Think of test management tools as the Swiss Army knife in the back of your pocket. Test management tools can be the one-stop resource for a multiple purpose benefit. There are thousands of test management tools available, however they all have a few benefits in common if used proficiently.
One of the most important factors that test management tools provide is the ability to display the current status of a project. The ability to look at where you are with a project provides sight into projections for hitting (or missing) targets and the readiness to move onto the next phase.
Status expectations need to be properly defined and set-up in the test management tool. Once configured, daily status meetings become a walk in the park since the information is readily available with the click of a button. Since the report displays live to-date results, there is no variance if users updated their status’ manually.
To properly configure your reports, first you would need to identify:
- Which report you are looking for? (Requirement, test script, execution, defect, targets, etc.)
- What detailed information you are looking for? (status of priority, implementation date, release date, targeted environment, comment updates, etc.)
- How do you want to present the information? (Pie chart, bar graph, trend graph, table, etc.)
Once you have established what report you need, details of the report, and configuration, you will have to connect with your IT support group who manages your test management tool on the best way to create the report. Once the report is created, generating the report is easy to do minutes before a status meeting.
Some of the reports can also be used for billable documentation, such as Requirement Traceability Matrix, Test Summary Reports, Defect cataloging, Requirements Audit Trail Report, and Risk Reporting. Report creation from test management tools is the golden ticket for organizing, prioritizing, and aligning team members who are working towards the end goal.
Sorting through emails is never an easy task. Test management tools can make it simple and easy to organize important communications which are valuable for audit trails. Whether it’s documenting requirement changes, test script changes, or defect updates — most test management tools have it covered.
You will need to set communication expectation and guidelines for your team on how to document important details.
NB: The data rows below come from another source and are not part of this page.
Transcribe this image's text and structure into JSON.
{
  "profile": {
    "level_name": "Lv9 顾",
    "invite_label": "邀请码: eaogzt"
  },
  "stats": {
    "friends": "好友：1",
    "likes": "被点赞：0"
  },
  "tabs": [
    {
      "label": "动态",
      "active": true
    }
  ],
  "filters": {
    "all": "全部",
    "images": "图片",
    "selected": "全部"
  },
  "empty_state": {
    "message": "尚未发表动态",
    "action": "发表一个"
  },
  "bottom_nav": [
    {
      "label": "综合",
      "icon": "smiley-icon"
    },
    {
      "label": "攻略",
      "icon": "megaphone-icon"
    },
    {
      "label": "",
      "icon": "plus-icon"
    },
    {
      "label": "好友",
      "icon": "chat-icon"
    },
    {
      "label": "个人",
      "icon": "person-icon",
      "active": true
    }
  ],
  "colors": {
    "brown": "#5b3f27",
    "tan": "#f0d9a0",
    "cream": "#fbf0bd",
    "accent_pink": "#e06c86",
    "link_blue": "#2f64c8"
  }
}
Here are some guidelines to consider:
- Defects require daily updates.
- Official changes to the requirements need to be communicated as to what was changed and the rational for the change.
- The vendor needs to understand the proper lines of communication, depending on the issue or notification.
- Externally affected teams need to understand the internal protocol for communication best practices.
Hundreds of thousands of trivial information is sent and received either in a test management tool, in person, or through email. Tracking all of the various testing details is important from an auditing standpoint to ensure that test management tools track the date, time, and possible location of when and where each action was taken.
Vital recordings in test management tools include:
- Date and time stamps for comments/feedback (defects, test scripts, requirements, etc.)
- When implementations are started and completed (including duration of activity).
- History trail of any changes made to a defect, script, requirement, or risk.
- Official approval history and validations.
Be aware that some tracking details or settings cannot be modified by users. In most instances, the settings for capturing date/time details are auto-controlled by the date/time of where the server is located. For example, if a project is held onsite at a U.S. location, but the main servers and organization is based in France, then the date/time may be captured in Central European Summer Time rather than Eastern Standard Time.
Minor details to consider include how your test management tool operates and whether they will enhance the performance of your team and expectations. All testing will be enhanced when using best practices with test management tools.
From Defects, Implementations, Risks, to Requirements, your organization will benefit from testing and results from a test management tool versus operating manually.